Sophia and Dav spent part of the time wandering the halls killing ruins apparitions. It was more interesting than slowly watching stone, metal, and wood blend together. That was interesting at first, but it quickly became as exciting as watching paint dry. They'd look at the result when it was done, but that was all.

The next morning, Ci'an proposed that they take a rest day instead of heading downstairs. Sophia stared at her in horror for a moment before Ci'an's expression twisted into a grin and she started laughing.

"Good one." Sophia tried to smile and found that it came easier than she thought it would. It was kind of funny, now that she knew it was only a prank. "You got me good that time."

Ci'an grinned wider. "We should have a rest day soon, but I want to look at the next level first. Maybe there's another space at the bottom of the stairs where we can set up a camp?"

Sophia nodded, then realized she'd left two areas out of her count of identical areas: the two plazas below the paired stalled escalators. They were close enough to identical that if there were any differences, she didn't know what they were. In some ways, that was even weirder than having all of the other rooms be identical; it meant that they hadn't needed to build around anything that already existed on the surface.

Well, that or whoever built the underground tore down anything that was in the way on the surface. That was possible too.

Sophia pushed that thought away, slung her pack across her back, and headed towards the nearest set of stairs. She had to stop and wait before she got too far, but getting started seemed to help. They were finally going downstairs!

The door to the stairs was identical to the doors to the two types of rooms; the only difference was the label, which Volat translated to mean "Down." They all said the same thing. They'd tried to map the area out, but so far all Sophia was certain of was that the stairs were about half as frequent as the bathrooms, which were by far the least common room other than the entrance plazas.

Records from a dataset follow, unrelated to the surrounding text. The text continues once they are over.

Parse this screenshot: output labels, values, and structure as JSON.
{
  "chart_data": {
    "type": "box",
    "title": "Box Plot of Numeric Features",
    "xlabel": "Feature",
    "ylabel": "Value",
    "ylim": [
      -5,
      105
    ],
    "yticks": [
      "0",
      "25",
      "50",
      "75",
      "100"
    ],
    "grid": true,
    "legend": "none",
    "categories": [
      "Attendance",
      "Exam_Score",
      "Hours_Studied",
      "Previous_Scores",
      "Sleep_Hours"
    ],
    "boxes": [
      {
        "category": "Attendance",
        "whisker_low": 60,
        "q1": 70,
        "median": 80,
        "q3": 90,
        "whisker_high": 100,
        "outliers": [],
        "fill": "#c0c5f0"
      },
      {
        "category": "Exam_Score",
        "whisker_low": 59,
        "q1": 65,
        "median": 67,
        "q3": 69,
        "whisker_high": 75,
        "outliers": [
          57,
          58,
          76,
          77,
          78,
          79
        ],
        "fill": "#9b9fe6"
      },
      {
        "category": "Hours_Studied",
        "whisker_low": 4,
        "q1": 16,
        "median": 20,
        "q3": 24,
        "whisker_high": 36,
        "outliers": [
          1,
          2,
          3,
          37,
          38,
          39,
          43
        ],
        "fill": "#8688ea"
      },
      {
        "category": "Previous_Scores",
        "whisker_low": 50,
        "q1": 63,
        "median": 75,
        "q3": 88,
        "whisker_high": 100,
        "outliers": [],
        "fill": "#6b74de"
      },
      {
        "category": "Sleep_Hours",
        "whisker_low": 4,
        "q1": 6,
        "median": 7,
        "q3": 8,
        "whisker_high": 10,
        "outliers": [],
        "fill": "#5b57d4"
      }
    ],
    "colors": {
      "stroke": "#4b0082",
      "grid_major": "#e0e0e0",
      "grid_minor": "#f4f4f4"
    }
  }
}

The stairs were wide, wider than the hallway that led to them. Sophia had to wonder if that meant they expected a lot of people to move on them at once. There was something else odd about them, but she didn't manage to put her finger on it until she was nearly at the bottom of the single flight of stairs.

There was no handrail. There weren't even holes where one might have been in the past. The stairs stretched from one wall to the other, smooth, solid, and unbroken but dull like concrete, but that was the only thing in the stairwell.Sophia had seen that on other planets, sometimes, but she'd never seen a place on Earth with a wide set of stairs and no handrail.

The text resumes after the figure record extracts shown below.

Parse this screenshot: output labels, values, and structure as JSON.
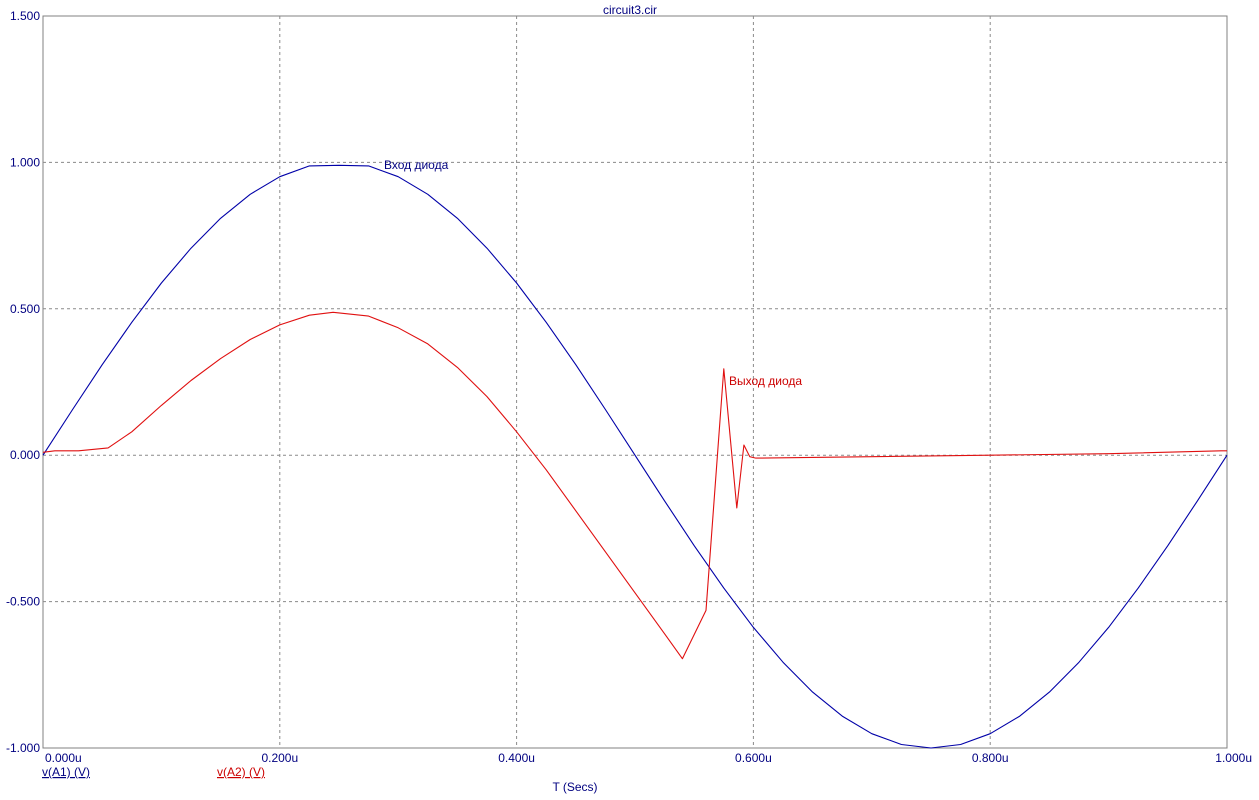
{
  "chart_data": {
    "type": "line",
    "title": "circuit3.cir",
    "xlabel": "T (Secs)",
    "ylabel": "",
    "xlim": [
      0,
      1.0
    ],
    "ylim": [
      -1.0,
      1.5
    ],
    "grid": true,
    "x_ticks": [
      {
        "value": 0.0,
        "label": "0.000u"
      },
      {
        "value": 0.2,
        "label": "0.200u"
      },
      {
        "value": 0.4,
        "label": "0.400u"
      },
      {
        "value": 0.6,
        "label": "0.600u"
      },
      {
        "value": 0.8,
        "label": "0.800u"
      },
      {
        "value": 1.0,
        "label": "1.000u"
      }
    ],
    "y_ticks": [
      {
        "value": -1.0,
        "label": "-1.000"
      },
      {
        "value": -0.5,
        "label": "-0.500"
      },
      {
        "value": 0.0,
        "label": "0.000"
      },
      {
        "value": 0.5,
        "label": "0.500"
      },
      {
        "value": 1.0,
        "label": "1.000"
      },
      {
        "value": 1.5,
        "label": "1.500"
      }
    ],
    "series": [
      {
        "name": "v(A1) (V)",
        "color": "#0000a8",
        "annotation": "Вход диода",
        "x": [
          0.0,
          0.025,
          0.05,
          0.075,
          0.1,
          0.125,
          0.15,
          0.175,
          0.2,
          0.225,
          0.25,
          0.275,
          0.3,
          0.325,
          0.35,
          0.375,
          0.4,
          0.425,
          0.45,
          0.475,
          0.5,
          0.525,
          0.55,
          0.575,
          0.6,
          0.625,
          0.65,
          0.675,
          0.7,
          0.725,
          0.75,
          0.775,
          0.8,
          0.825,
          0.85,
          0.875,
          0.9,
          0.925,
          0.95,
          0.975,
          1.0
        ],
        "y": [
          0.0,
          0.156,
          0.309,
          0.454,
          0.588,
          0.707,
          0.809,
          0.891,
          0.951,
          0.988,
          0.99,
          0.988,
          0.951,
          0.891,
          0.809,
          0.707,
          0.588,
          0.454,
          0.309,
          0.156,
          0.0,
          -0.156,
          -0.309,
          -0.454,
          -0.588,
          -0.707,
          -0.809,
          -0.891,
          -0.951,
          -0.988,
          -1.0,
          -0.988,
          -0.951,
          -0.891,
          -0.809,
          -0.707,
          -0.588,
          -0.454,
          -0.309,
          -0.156,
          0.0
        ]
      },
      {
        "name": "v(A2) (V)",
        "color": "#e01010",
        "annotation": "Выход диода",
        "x": [
          0.0,
          0.01,
          0.03,
          0.055,
          0.075,
          0.1,
          0.125,
          0.15,
          0.175,
          0.2,
          0.225,
          0.245,
          0.275,
          0.3,
          0.325,
          0.35,
          0.375,
          0.4,
          0.425,
          0.45,
          0.475,
          0.5,
          0.525,
          0.54,
          0.56,
          0.575,
          0.586,
          0.592,
          0.597,
          0.602,
          0.7,
          0.8,
          0.9,
          0.995,
          1.0
        ],
        "y": [
          0.01,
          0.015,
          0.015,
          0.025,
          0.08,
          0.17,
          0.255,
          0.33,
          0.395,
          0.445,
          0.478,
          0.488,
          0.475,
          0.435,
          0.38,
          0.3,
          0.2,
          0.08,
          -0.05,
          -0.19,
          -0.33,
          -0.47,
          -0.61,
          -0.695,
          -0.53,
          0.295,
          -0.18,
          0.035,
          -0.005,
          -0.01,
          -0.005,
          0.0,
          0.005,
          0.015,
          0.015
        ]
      }
    ]
  }
}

Of course, this wasn't Earth. It was odd how things like the lack of a handrail could rub that in when seemingly larger things were easier to get used to.

The stairs let out in front of another door. Sophia felt a little off balance at that; sure, there was no reason to expect the gigantic underground space to have more levels, but somehow she'd expected it to. It just seemed weird to carve out a square mile of space horizontally and not do more than two levels vertically.

Without even thinking about it, Sophia pushed the door open. On the other side of the door, her magelight revealed a lot of pale shapes in a large space. For a moment, she dared to hope that she was looking at equipment or something, but she had to discard that thought almost immediately when one of the large shapes turned to face her.

There was no intelligence in the look the skeleton of a ram gave her, but Sophia was still certain it saw her.